Les conflits prennent toutefois une autre ampleur à partir des années 1970 avec la montée en puissance de l’irrigation. La spécialisation céréalière de l’arrière-pays, notamment en Poitou-Charentes, rend alors la gestion de l’eau de plus en plus complexe et contestée. Les céréales occupent aujourd’hui plus de la moitié des surfaces agricoles, dominées par le blé et le maïs, culture particulièrement gourmande en eau et en intrants.
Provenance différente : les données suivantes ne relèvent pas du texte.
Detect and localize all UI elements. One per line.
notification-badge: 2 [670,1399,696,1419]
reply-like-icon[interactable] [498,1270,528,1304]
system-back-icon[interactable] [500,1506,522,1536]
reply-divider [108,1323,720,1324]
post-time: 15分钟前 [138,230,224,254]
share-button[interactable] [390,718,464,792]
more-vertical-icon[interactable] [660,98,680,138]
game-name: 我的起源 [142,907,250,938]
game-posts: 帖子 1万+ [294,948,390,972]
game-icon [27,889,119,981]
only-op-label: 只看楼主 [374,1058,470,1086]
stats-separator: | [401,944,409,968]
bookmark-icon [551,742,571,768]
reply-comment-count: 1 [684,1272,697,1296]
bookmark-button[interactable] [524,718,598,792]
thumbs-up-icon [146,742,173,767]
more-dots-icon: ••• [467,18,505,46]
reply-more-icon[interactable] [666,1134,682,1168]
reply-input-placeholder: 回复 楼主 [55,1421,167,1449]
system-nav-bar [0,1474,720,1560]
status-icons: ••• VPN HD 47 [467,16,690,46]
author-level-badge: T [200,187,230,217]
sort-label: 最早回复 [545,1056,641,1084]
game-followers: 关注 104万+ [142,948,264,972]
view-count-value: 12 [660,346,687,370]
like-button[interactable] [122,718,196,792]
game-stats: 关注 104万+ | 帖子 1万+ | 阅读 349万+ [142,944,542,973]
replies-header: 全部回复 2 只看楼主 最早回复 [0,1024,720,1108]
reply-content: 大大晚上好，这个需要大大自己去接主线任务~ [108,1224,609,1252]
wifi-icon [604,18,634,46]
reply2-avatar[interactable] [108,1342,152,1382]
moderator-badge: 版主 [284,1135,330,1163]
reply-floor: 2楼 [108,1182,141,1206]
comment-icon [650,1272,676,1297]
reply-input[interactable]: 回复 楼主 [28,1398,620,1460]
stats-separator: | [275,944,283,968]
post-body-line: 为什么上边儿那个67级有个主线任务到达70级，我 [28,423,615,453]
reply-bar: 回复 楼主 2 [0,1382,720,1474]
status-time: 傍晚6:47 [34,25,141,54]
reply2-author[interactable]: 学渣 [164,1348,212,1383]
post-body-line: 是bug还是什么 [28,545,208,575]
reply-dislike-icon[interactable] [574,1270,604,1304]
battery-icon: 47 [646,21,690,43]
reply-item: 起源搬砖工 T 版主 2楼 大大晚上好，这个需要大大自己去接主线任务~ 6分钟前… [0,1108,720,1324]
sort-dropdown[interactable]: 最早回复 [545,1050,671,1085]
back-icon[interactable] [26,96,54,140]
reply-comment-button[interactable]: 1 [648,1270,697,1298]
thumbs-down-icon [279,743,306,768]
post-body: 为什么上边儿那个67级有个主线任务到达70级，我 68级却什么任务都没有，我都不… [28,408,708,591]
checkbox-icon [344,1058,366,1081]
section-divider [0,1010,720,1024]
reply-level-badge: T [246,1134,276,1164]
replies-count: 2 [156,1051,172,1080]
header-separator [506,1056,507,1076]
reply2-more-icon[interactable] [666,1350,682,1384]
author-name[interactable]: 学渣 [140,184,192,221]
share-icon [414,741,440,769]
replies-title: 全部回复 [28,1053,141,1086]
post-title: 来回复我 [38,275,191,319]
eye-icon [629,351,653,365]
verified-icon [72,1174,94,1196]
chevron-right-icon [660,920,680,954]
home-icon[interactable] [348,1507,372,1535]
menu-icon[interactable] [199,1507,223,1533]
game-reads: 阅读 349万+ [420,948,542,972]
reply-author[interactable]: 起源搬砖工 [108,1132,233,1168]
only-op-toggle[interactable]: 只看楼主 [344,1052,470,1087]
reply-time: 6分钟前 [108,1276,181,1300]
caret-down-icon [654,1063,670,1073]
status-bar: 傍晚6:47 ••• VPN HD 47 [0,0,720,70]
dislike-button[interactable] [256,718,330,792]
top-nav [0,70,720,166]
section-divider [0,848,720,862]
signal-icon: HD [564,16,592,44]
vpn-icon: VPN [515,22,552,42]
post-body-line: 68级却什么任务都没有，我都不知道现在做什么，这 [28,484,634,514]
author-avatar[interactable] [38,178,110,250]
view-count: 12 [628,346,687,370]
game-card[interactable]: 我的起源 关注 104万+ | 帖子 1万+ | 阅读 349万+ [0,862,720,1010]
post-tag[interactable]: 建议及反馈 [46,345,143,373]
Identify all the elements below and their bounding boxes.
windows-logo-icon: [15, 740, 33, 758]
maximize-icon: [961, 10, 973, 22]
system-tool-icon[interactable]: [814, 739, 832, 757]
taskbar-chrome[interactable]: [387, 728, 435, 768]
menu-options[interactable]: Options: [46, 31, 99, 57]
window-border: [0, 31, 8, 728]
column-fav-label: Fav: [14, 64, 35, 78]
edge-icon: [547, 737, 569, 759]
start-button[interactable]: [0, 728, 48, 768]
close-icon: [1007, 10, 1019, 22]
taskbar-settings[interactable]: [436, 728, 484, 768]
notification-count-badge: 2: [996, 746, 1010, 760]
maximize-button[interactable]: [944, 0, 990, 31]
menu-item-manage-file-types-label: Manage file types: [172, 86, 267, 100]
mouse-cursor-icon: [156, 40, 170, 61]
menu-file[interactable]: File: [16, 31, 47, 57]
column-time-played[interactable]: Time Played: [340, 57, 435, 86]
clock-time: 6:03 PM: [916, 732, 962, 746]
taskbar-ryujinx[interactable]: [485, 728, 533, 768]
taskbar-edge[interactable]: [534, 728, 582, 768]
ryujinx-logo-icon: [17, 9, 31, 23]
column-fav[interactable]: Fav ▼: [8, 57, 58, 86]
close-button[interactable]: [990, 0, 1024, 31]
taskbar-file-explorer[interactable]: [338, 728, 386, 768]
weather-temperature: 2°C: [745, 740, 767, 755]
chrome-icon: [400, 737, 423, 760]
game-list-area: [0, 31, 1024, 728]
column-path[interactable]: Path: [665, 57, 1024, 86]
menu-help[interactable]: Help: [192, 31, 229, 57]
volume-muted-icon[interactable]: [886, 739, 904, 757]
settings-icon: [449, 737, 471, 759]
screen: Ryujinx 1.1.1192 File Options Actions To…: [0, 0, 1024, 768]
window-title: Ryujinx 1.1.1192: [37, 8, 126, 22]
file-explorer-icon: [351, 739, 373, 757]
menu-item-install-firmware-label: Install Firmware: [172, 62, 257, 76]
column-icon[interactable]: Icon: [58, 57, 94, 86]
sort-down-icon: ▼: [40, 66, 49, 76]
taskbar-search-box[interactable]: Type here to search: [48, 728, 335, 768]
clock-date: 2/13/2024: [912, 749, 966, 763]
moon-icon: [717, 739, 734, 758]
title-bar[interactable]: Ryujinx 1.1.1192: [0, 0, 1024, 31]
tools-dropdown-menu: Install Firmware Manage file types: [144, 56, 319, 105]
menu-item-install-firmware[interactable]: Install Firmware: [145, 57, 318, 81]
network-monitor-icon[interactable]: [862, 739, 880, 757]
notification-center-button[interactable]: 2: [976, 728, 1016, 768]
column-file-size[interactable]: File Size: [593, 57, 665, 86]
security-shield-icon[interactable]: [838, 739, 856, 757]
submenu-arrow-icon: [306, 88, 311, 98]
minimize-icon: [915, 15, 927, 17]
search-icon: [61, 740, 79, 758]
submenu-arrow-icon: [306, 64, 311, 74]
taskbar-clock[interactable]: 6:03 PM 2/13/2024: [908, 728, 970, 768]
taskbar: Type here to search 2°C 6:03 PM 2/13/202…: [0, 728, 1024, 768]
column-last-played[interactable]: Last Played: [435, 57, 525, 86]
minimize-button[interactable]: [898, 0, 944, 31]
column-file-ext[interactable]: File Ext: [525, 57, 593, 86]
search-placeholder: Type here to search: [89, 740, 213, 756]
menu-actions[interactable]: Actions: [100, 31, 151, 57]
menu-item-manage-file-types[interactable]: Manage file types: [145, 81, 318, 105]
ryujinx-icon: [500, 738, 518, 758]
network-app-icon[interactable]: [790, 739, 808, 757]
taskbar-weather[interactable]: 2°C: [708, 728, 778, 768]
Longtemps marginale, l’irrigation se développe fortement après 1970, puis s’accélère dans les années 1980-1990, principalement au profit du maïs. En Charente-Maritime, des associations sont créées pour piloter forages et retenues d’eau, avec un fort soutien public et bancaire, notamment du Crédit agricole.
À la fin des années 1980, la baisse des nappes phréatiques, l’assèchement des rivières et la mortalité piscicole déclenchent une mobilisation citoyenne inédite. Des actions de protestation émergent, par exemple celles du collectif SOS Rivière, qui rassemble 700 personnes à Saint-Jean-d’Angély (Charente-Maritime) en 1988. Des sabotages d’équipements d’irrigation sont également rapportés.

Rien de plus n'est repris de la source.